With ordinary Plurality Voting, W would win with 35% of the vote (assuming everyone votes sincerely for their favorite candidate).

A traditional top-two runoff (TTR) would pit W and X in a second round head-to-head "runoff" election. Unless voters radically changed their minds prior to the election, X would win with a landslide.

But wait! A 51% majority of the voters prefer Z to X. And Z would win a majority in a head-to-head election with every other candidate. Z is the Condorcet (beats-all-by-majority) winner, who would be elected using any Condorcet-compliant voting method (e.g. the Schulze method).

And to add even more weirdness, IRV elects Y!

So four different voting systems (three of which are specifically intended to elect a "majority winner") produce four different outcomes.

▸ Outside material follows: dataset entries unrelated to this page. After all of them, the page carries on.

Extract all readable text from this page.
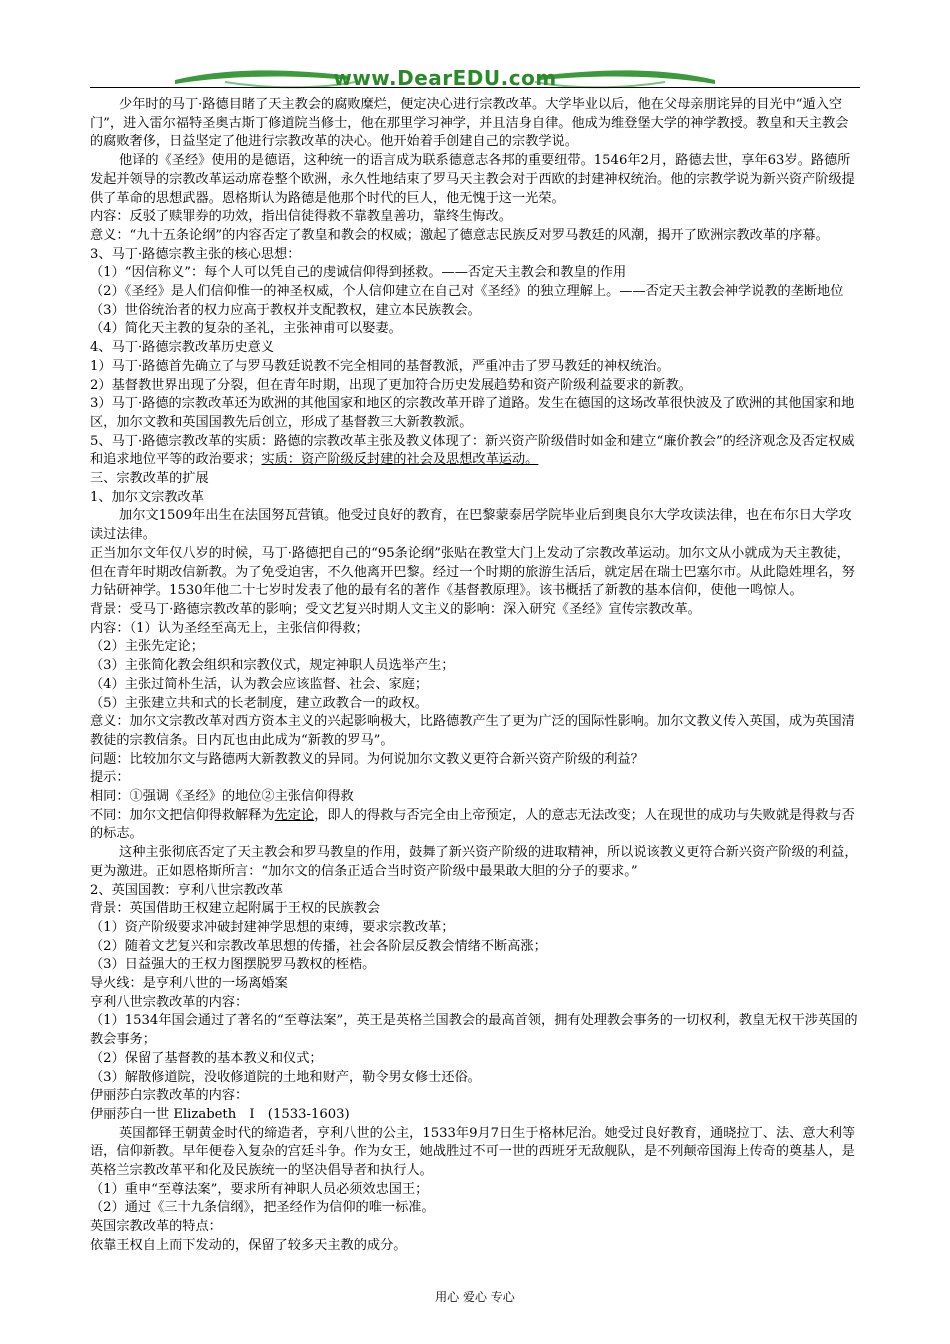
www.DearEDU.com

少年时的马丁·路德目睹了天主教会的腐败糜烂，便定决心进行宗教改革。大学毕业以后，他在父母亲朋诧异的目光中“遁入空门”，进入雷尔福特圣奥古斯丁修道院当修士，他在那里学习神学，并且洁身自律。他成为维登堡大学的神学教授。教皇和天主教会的腐败奢侈，日益坚定了他进行宗教改革的决心。他开始着手创建自己的宗教学说。

他译的《圣经》使用的是德语，这种统一的语言成为联系德意志各邦的重要纽带。1546年2月，路德去世，享年63岁。路德所发起并领导的宗教改革运动席卷整个欧洲，永久性地结束了罗马天主教会对于西欧的封建神权统治。他的宗教学说为新兴资产阶级提供了革命的思想武器。恩格斯认为路德是他那个时代的巨人，他无愧于这一光荣。

内容：反驳了赎罪券的功效，指出信徒得救不靠教皇善功，靠终生悔改。

意义：“九十五条论纲”的内容否定了教皇和教会的权威；激起了德意志民族反对罗马教廷的风潮，揭开了欧洲宗教改革的序幕。

3、马丁·路德宗教主张的核心思想：

（1）“因信称义”：每个人可以凭自己的虔诚信仰得到拯救。——否定天主教会和教皇的作用

（2）《圣经》是人们信仰惟一的神圣权威，个人信仰建立在自己对《圣经》的独立理解上。——否定天主教会神学说教的垄断地位

（3）世俗统治者的权力应高于教权并支配教权，建立本民族教会。

（4）简化天主教的复杂的圣礼，主张神甫可以娶妻。

4、马丁·路德宗教改革历史意义

1）马丁·路德首先确立了与罗马教廷说教不完全相同的基督教派，严重冲击了罗马教廷的神权统治。

2）基督教世界出现了分裂，但在青年时期，出现了更加符合历史发展趋势和资产阶级利益要求的新教。

3）马丁·路德的宗教改革还为欧洲的其他国家和地区的宗教改革开辟了道路。发生在德国的这场改革很快波及了欧洲的其他国家和地区，加尔文教和英国国教先后创立，形成了基督教三大新教教派。

5、马丁·路德宗教改革的实质：路德的宗教改革主张及教义体现了：新兴资产阶级借时如金和建立“廉价教会”的经济观念及否定权威和追求地位平等的政治要求；实质：资产阶级反封建的社会及思想改革运动。

三、宗教改革的扩展

1、加尔文宗教改革

加尔文1509年出生在法国努瓦营镇。他受过良好的教育，在巴黎蒙泰居学院毕业后到奥良尔大学攻读法律，也在布尔日大学攻读过法律。

正当加尔文年仅八岁的时候，马丁·路德把自己的“95条论纲”张贴在教堂大门上发动了宗教改革运动。加尔文从小就成为天主教徒，但在青年时期改信新教。为了免受迫害，不久他离开巴黎。经过一个时期的旅游生活后，就定居在瑞士巴塞尔市。从此隐姓埋名，努力钻研神学。1530年他二十七岁时发表了他的最有名的著作《基督教原理》。该书概括了新教的基本信仰，使他一鸣惊人。

背景：受马丁·路德宗教改革的影响；受文艺复兴时期人文主义的影响：深入研究《圣经》宣传宗教改革。

内容：（1）认为圣经至高无上，主张信仰得救；

（2）主张先定论；

（3）主张简化教会组织和宗教仪式，规定神职人员选举产生；

（4）主张过简朴生活，认为教会应该监督、社会、家庭；

（5）主张建立共和式的长老制度，建立政教合一的政权。

意义：加尔文宗教改革对西方资本主义的兴起影响极大，比路德教产生了更为广泛的国际性影响。加尔文教义传入英国，成为英国清教徒的宗教信条。日内瓦也由此成为“新教的罗马”。

问题：比较加尔文与路德两大新教教义的异同。为何说加尔文教义更符合新兴资产阶级的利益？

提示：

相同：①强调《圣经》的地位②主张信仰得救

不同：加尔文把信仰得救解释为先定论，即人的得救与否完全由上帝预定，人的意志无法改变；人在现世的成功与失败就是得救与否的标志。

这种主张彻底否定了天主教会和罗马教皇的作用，鼓舞了新兴资产阶级的进取精神，所以说该教义更符合新兴资产阶级的利益，更为激进。正如恩格斯所言：“加尔文的信条正适合当时资产阶级中最果敢大胆的分子的要求。”

2、英国国教：亨利八世宗教改革

背景：英国借助王权建立起附属于王权的民族教会

（1）资产阶级要求冲破封建神学思想的束缚，要求宗教改革；

（2）随着文艺复兴和宗教改革思想的传播，社会各阶层反教会情绪不断高涨；

（3）日益强大的王权力图摆脱罗马教权的桎梏。

导火线：是亨利八世的一场离婚案

亨利八世宗教改革的内容：

（1）1534年国会通过了著名的“至尊法案”，英王是英格兰国教会的最高首领，拥有处理教会事务的一切权利，教皇无权干涉英国的教会事务；

（2）保留了基督教的基本教义和仪式；

（3）解散修道院，没收修道院的土地和财产，勒令男女修士还俗。

伊丽莎白宗教改革的内容：

伊丽莎白一世 Elizabeth　Ⅰ　(1533-1603)

英国都铎王朝黄金时代的缔造者，亨利八世的公主，1533年9月7日生于格林尼治。她受过良好教育，通晓拉丁、法、意大利等语，信仰新教。早年便卷入复杂的宫廷斗争。作为女王，她战胜过不可一世的西班牙无敌舰队，是不列颠帝国海上传奇的奠基人，是英格兰宗教改革平和化及民族统一的坚决倡导者和执行人。

（1）重申“至尊法案”，要求所有神职人员必须效忠国王；

（2）通过《三十九条信纲》，把圣经作为信仰的唯一标准。

英国宗教改革的特点：

依靠王权自上而下发动的，保留了较多天主教的成分。

用心 爱心 专心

The moral here is to ignore the mathematically impossible task of ensuring a majority winner, and instead try to elect the candidate who makes the most voters the most satisfied. This leads us to look at Bayesian regret figures, which show that we get a big benefit by using Score Voting or Approval Voting instead of archaic systems like Plurality Voting or Instant Runoff Voting.

Anonymous said...

I've been voting regularly since 1964 and I haven't a clue as to what you are describing/suggesting up there.

Anonymous said...

@Anonymous,

I'd be happy to clarify if you have a specific question. We use Instant Runoff Voting in San Francisco. Do you vote in San Francisco?